Ses interactions avec son fils sont… incompréhensibles, limite elle lui reproche de vouloir être roi. Elle semble ne pas l’aimer et n’aimer que son mari.
J’ai un avis très négatif sur des persos de femmes, soumises à leur mari et faisant passer leurs besoins en priorité, au détriment de leurs enfants, forcément vulnérables, dont elles portent la responsabilité.
Alors, oui, à un moment, elle a une réplique qui dit que c’est injuste que les femmes n’héritent pas du pouvoir. Mais ça n’en fait pas une figure féministe, ça fait juste une réplique qui sort de nulle part et qui ne cale pas au contexte.
Télémaque est innocent, il n’incarne pas le patriarcat.

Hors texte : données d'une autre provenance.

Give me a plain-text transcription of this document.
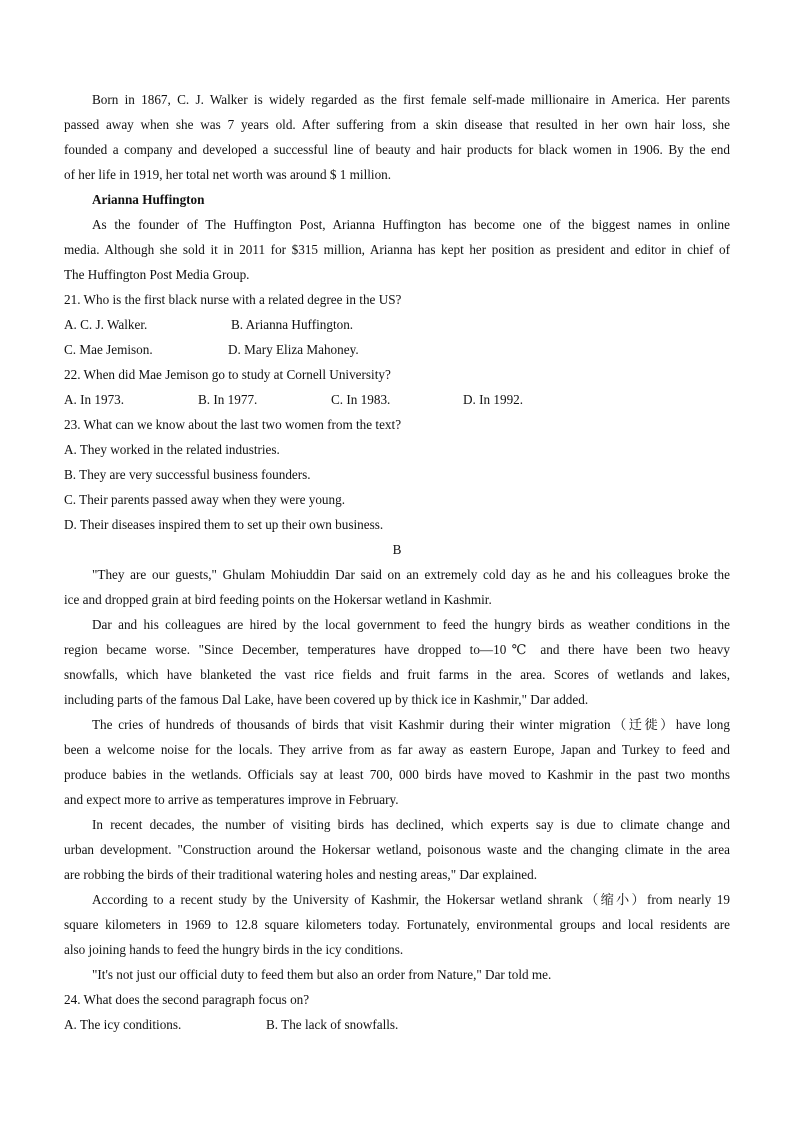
Born in 1867, C. J. Walker is widely regarded as the first female self-made millionaire in America. Her parents
passed away when she was 7 years old. After suffering from a skin disease that resulted in her own hair loss, she
founded a company and developed a successful line of beauty and hair products for black women in 1906. By the end
of her life in 1919, her total net worth was around $ 1 million.
Arianna Huffington
As the founder of The Huffington Post, Arianna Huffington has become one of the biggest names in online
media. Although she sold it in 2011 for $315 million, Arianna has kept her position as president and editor in chief of
The Huffington Post Media Group.
21. Who is the first black nurse with a related degree in the US?
A. C. J. Walker.	B. Arianna Huffington.
C. Mae Jemison.	D. Mary Eliza Mahoney.
22. When did Mae Jemison go to study at Cornell University?
A. In 1973.	B. In 1977.	C. In 1983.	D. In 1992.
23. What can we know about the last two women from the text?
A. They worked in the related industries.
B. They are very successful business founders.
C. Their parents passed away when they were young.
D. Their diseases inspired them to set up their own business.
B
"They are our guests," Ghulam Mohiuddin Dar said on an extremely cold day as he and his colleagues broke the
ice and dropped grain at bird feeding points on the Hokersar wetland in Kashmir.
Dar and his colleagues are hired by the local government to feed the hungry birds as weather conditions in the
region became worse. "Since December, temperatures have dropped to—10℃ and there have been two heavy
snowfalls, which have blanketed the vast rice fields and fruit farms in the area. Scores of wetlands and lakes,
including parts of the famous Dal Lake, have been covered up by thick ice in Kashmir," Dar added.
The cries of hundreds of thousands of birds that visit Kashmir during their winter migration（迁徙）have long
been a welcome noise for the locals. They arrive from as far away as eastern Europe, Japan and Turkey to feed and
produce babies in the wetlands. Officials say at least 700, 000 birds have moved to Kashmir in the past two months
and expect more to arrive as temperatures improve in February.
In recent decades, the number of visiting birds has declined, which experts say is due to climate change and
urban development. "Construction around the Hokersar wetland, poisonous waste and the changing climate in the area
are robbing the birds of their traditional watering holes and nesting areas," Dar explained.
According to a recent study by the University of Kashmir, the Hokersar wetland shrank（缩小）from nearly 19
square kilometers in 1969 to 12.8 square kilometers today. Fortunately, environmental groups and local residents are
also joining hands to feed the hungry birds in the icy conditions.
"It's not just our official duty to feed them but also an order from Nature," Dar told me.
24. What does the second paragraph focus on?
A. The icy conditions.	B. The lack of snowfalls.
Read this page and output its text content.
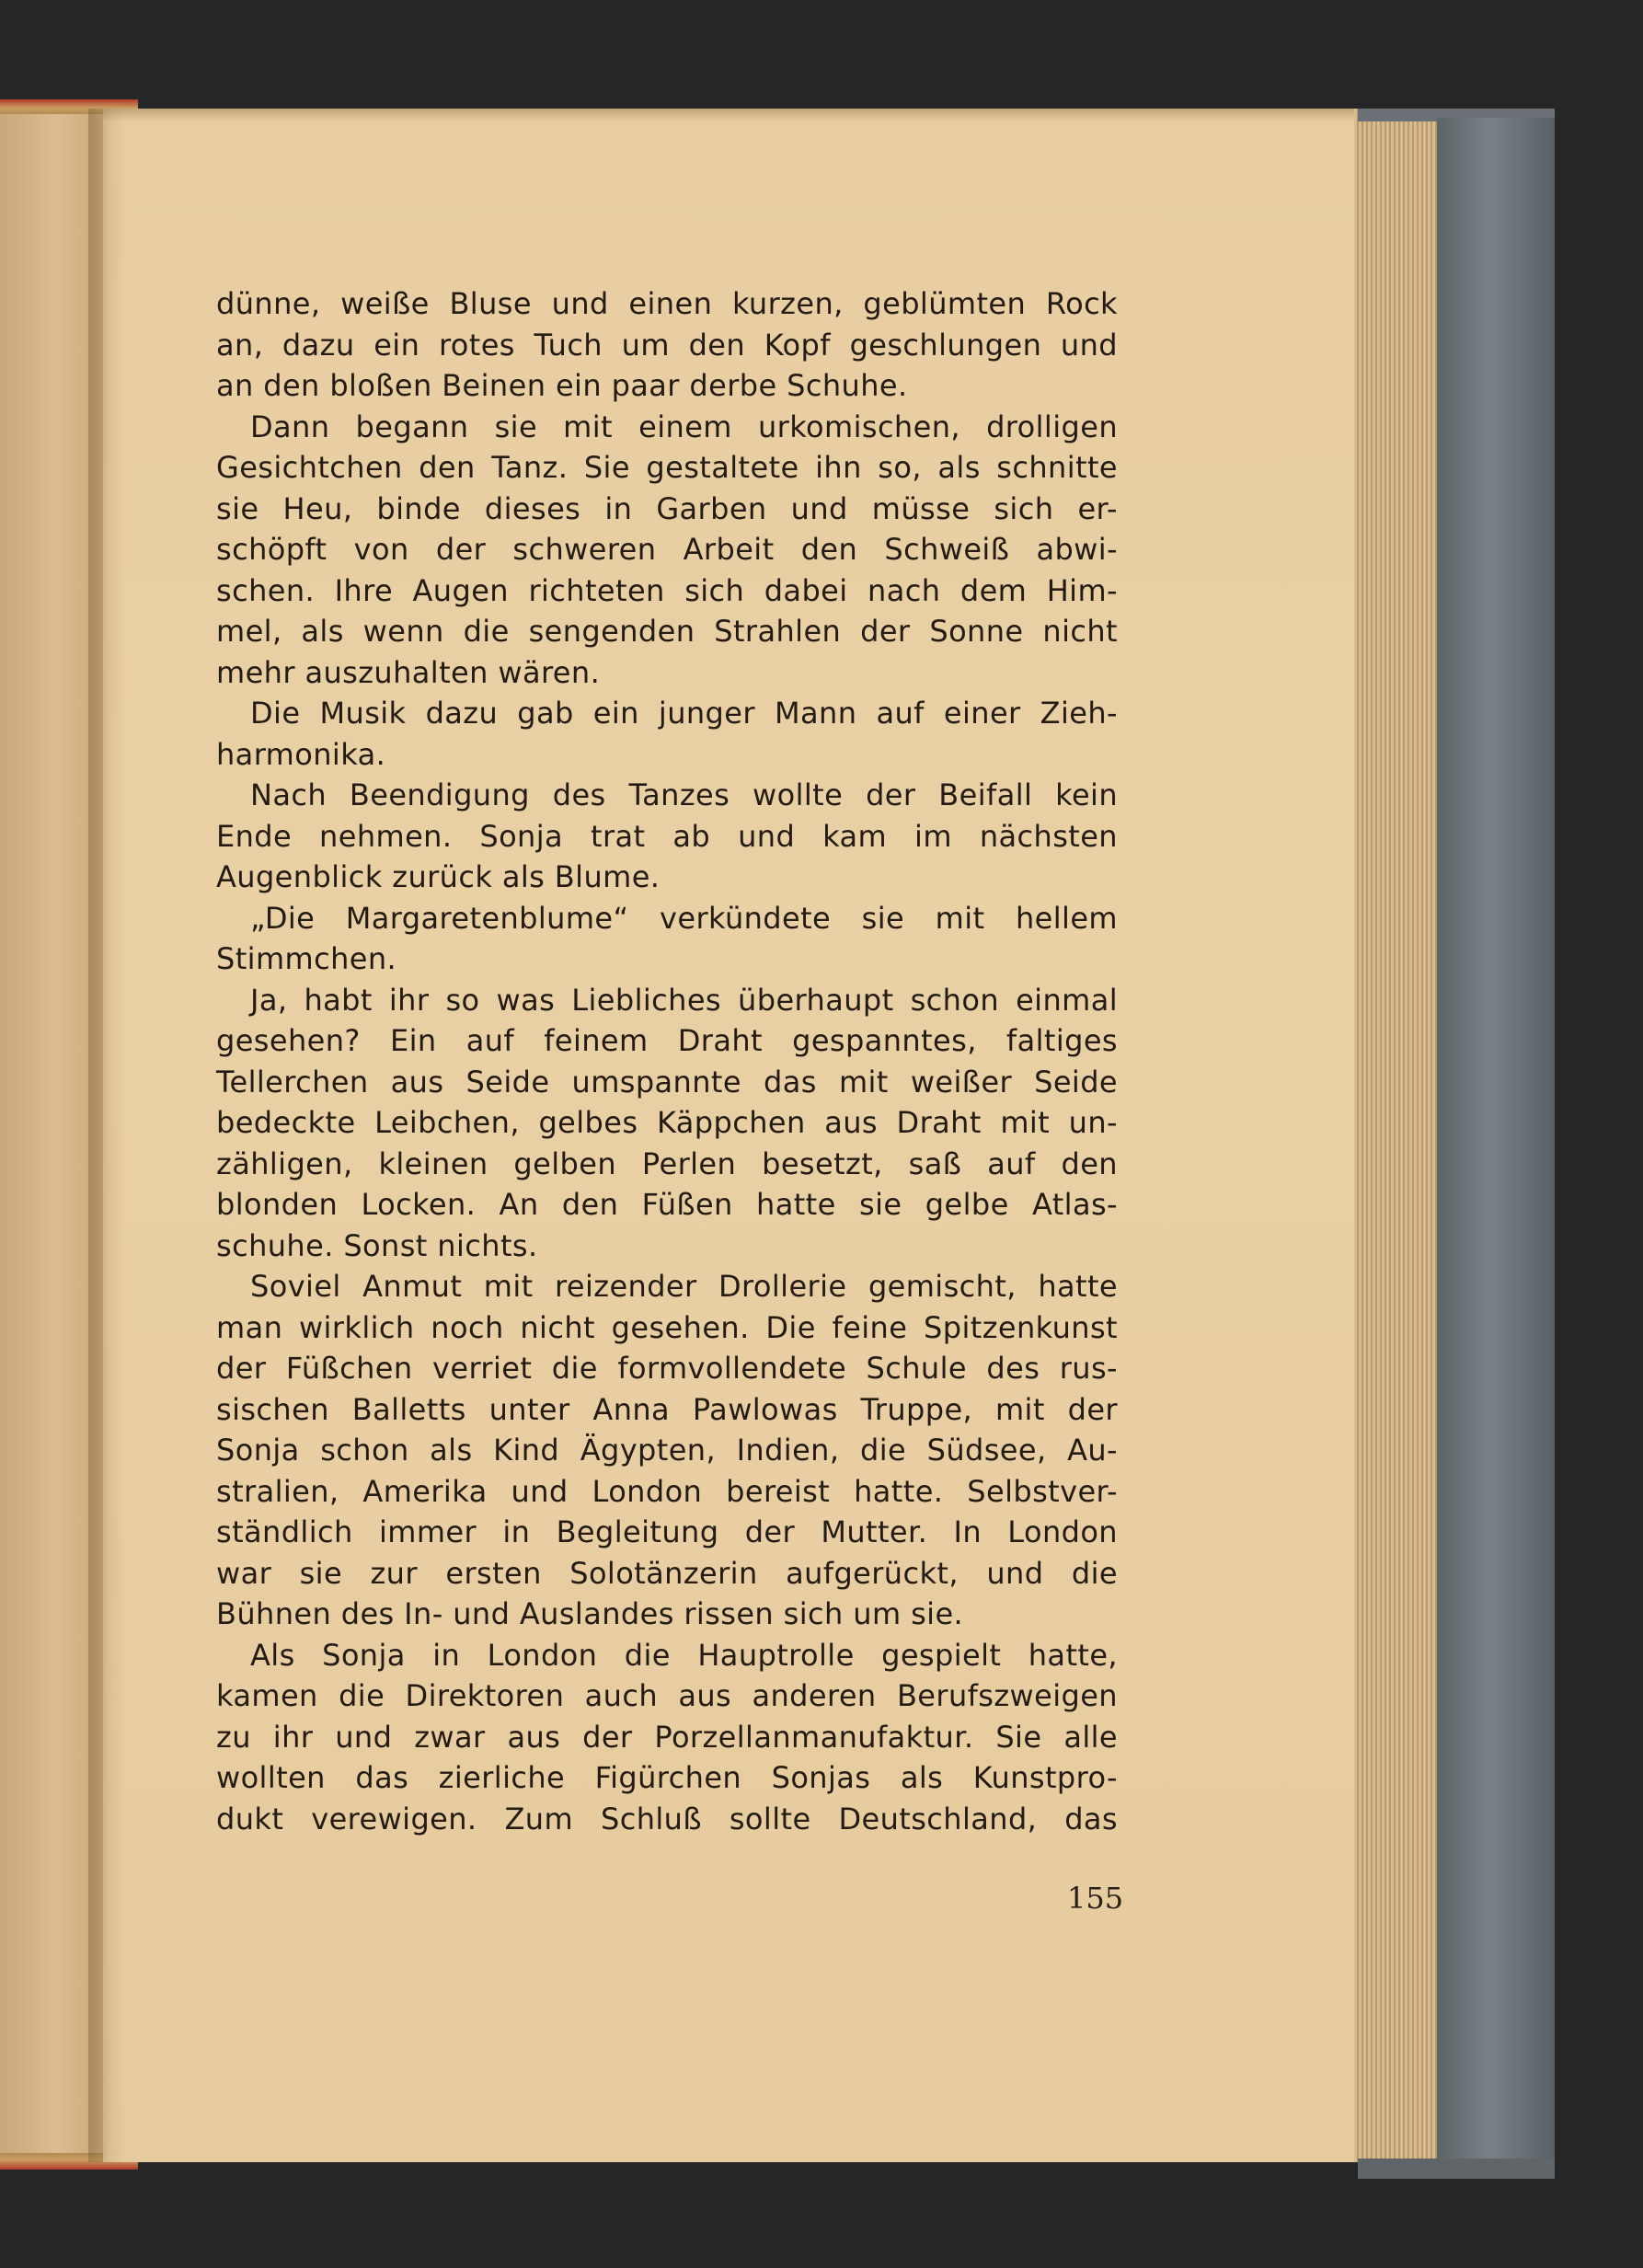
dünne, weiße Bluse und einen kurzen, geblümten Rock
an, dazu ein rotes Tuch um den Kopf geschlungen und
an den bloßen Beinen ein paar derbe Schuhe.
Dann begann sie mit einem urkomischen, drolligen
Gesichtchen den Tanz. Sie gestaltete ihn so, als schnitte
sie Heu, binde dieses in Garben und müsse sich er-
schöpft von der schweren Arbeit den Schweiß abwi-
schen. Ihre Augen richteten sich dabei nach dem Him-
mel, als wenn die sengenden Strahlen der Sonne nicht
mehr auszuhalten wären.
Die Musik dazu gab ein junger Mann auf einer Zieh-
harmonika.
Nach Beendigung des Tanzes wollte der Beifall kein
Ende nehmen. Sonja trat ab und kam im nächsten
Augenblick zurück als Blume.
„Die Margaretenblume“ verkündete sie mit hellem
Stimmchen.
Ja, habt ihr so was Liebliches überhaupt schon einmal
gesehen? Ein auf feinem Draht gespanntes, faltiges
Tellerchen aus Seide umspannte das mit weißer Seide
bedeckte Leibchen, gelbes Käppchen aus Draht mit un-
zähligen, kleinen gelben Perlen besetzt, saß auf den
blonden Locken. An den Füßen hatte sie gelbe Atlas-
schuhe. Sonst nichts.
Soviel Anmut mit reizender Drollerie gemischt, hatte
man wirklich noch nicht gesehen. Die feine Spitzenkunst
der Füßchen verriet die formvollendete Schule des rus-
sischen Balletts unter Anna Pawlowas Truppe, mit der
Sonja schon als Kind Ägypten, Indien, die Südsee, Au-
stralien, Amerika und London bereist hatte. Selbstver-
ständlich immer in Begleitung der Mutter. In London
war sie zur ersten Solotänzerin aufgerückt, und die
Bühnen des In- und Auslandes rissen sich um sie.
Als Sonja in London die Hauptrolle gespielt hatte,
kamen die Direktoren auch aus anderen Berufszweigen
zu ihr und zwar aus der Porzellanmanufaktur. Sie alle
wollten das zierliche Figürchen Sonjas als Kunstpro-
dukt verewigen. Zum Schluß sollte Deutschland, das
155
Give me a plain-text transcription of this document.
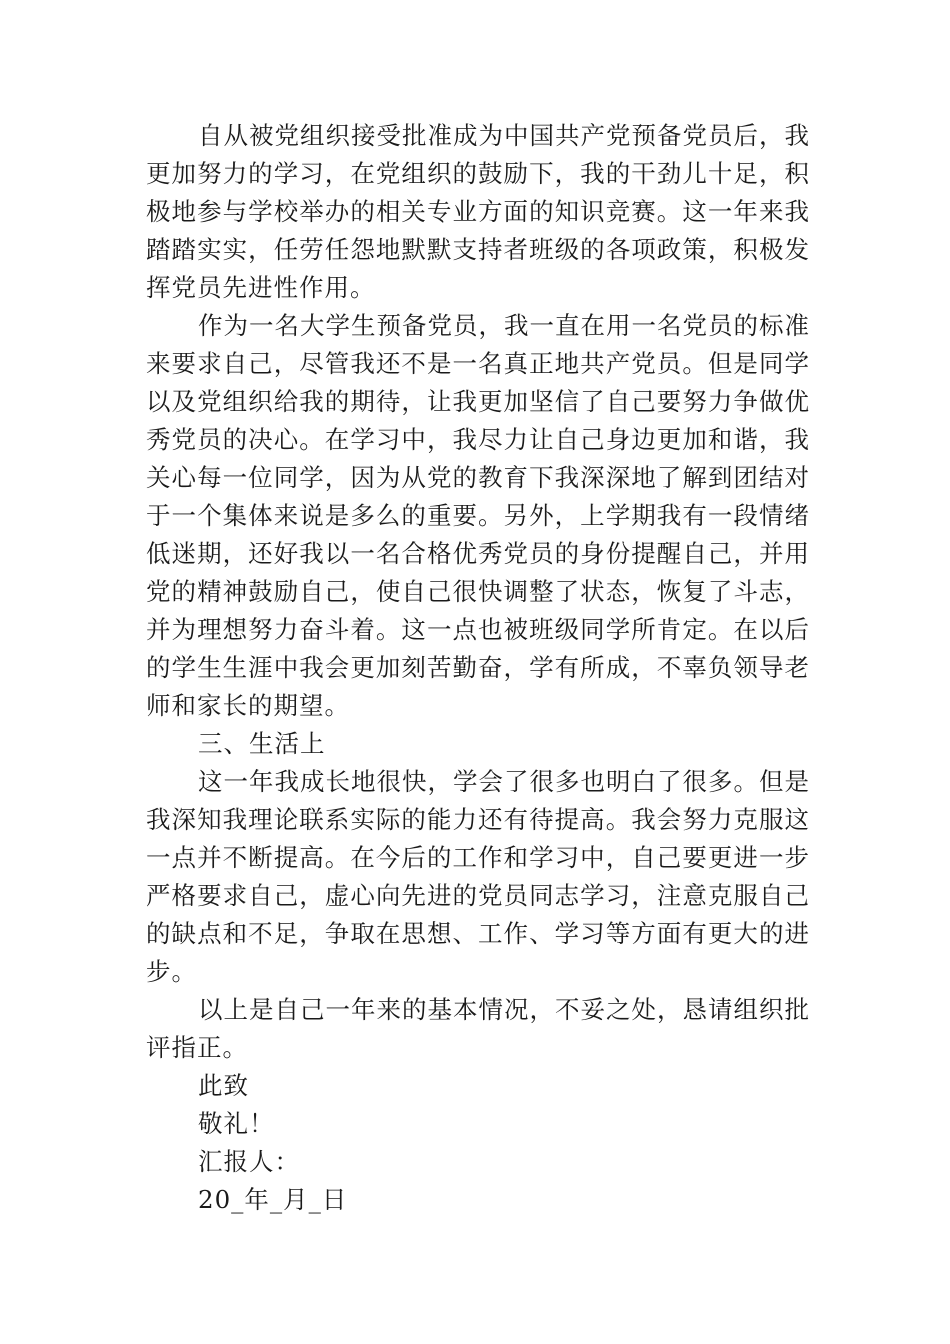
自从被党组织接受批准成为中国共产党预备党员后，我更加努力的学习，在党组织的鼓励下，我的干劲儿十足，积极地参与学校举办的相关专业方面的知识竞赛。这一年来我踏踏实实，任劳任怨地默默支持者班级的各项政策，积极发挥党员先进性作用。

作为一名大学生预备党员，我一直在用一名党员的标准来要求自己，尽管我还不是一名真正地共产党员。但是同学以及党组织给我的期待，让我更加坚信了自己要努力争做优秀党员的决心。在学习中，我尽力让自己身边更加和谐，我关心每一位同学，因为从党的教育下我深深地了解到团结对于一个集体来说是多么的重要。另外，上学期我有一段情绪低迷期，还好我以一名合格优秀党员的身份提醒自己，并用党的精神鼓励自己，使自己很快调整了状态，恢复了斗志，并为理想努力奋斗着。这一点也被班级同学所肯定。在以后的学生生涯中我会更加刻苦勤奋，学有所成，不辜负领导老师和家长的期望。

三、生活上

这一年我成长地很快，学会了很多也明白了很多。但是我深知我理论联系实际的能力还有待提高。我会努力克服这一点并不断提高。在今后的工作和学习中，自己要更进一步严格要求自己，虚心向先进的党员同志学习，注意克服自己的缺点和不足，争取在思想、工作、学习等方面有更大的进步。

以上是自己一年来的基本情况，不妥之处，恳请组织批评指正。

此致

敬礼！

汇报人：

20_年_月_日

Sans changer son personnage qui attend, elle a dû prendre des décisions sur 20 ans. Forger des alliances. Recruter des fidèles.
Genre tu lui mets… aller 3 servantes fidèles qui espionnent pour elle et agissent dans l’ombre.
Non.
Elle a juste une servante qui la trahit.

En vrai, comme je l’ai entendu, Nolan ne sait pas écrire les femmes. Et il vaudrait mieux qu’il n’en mette aucune.
Perso, je préfère un récit 100 % masculin, qui pose son cadre, qu’un récit qui ne me propose que ça. (Sauf que tu ne peux pas raconter l’Odyssée sans ses nanas, mais, en vrai, est-ce qu’on a besoin d’adapter ce récit ultra-connu quand on a tant de contes et légendes qui ne sont jamais revisitées ?)

Je terminerai avec le gars (un des méchants) qui troue le plancher d’un château en pierre de quelques coups. Je pense que le film ne fait rien de pire.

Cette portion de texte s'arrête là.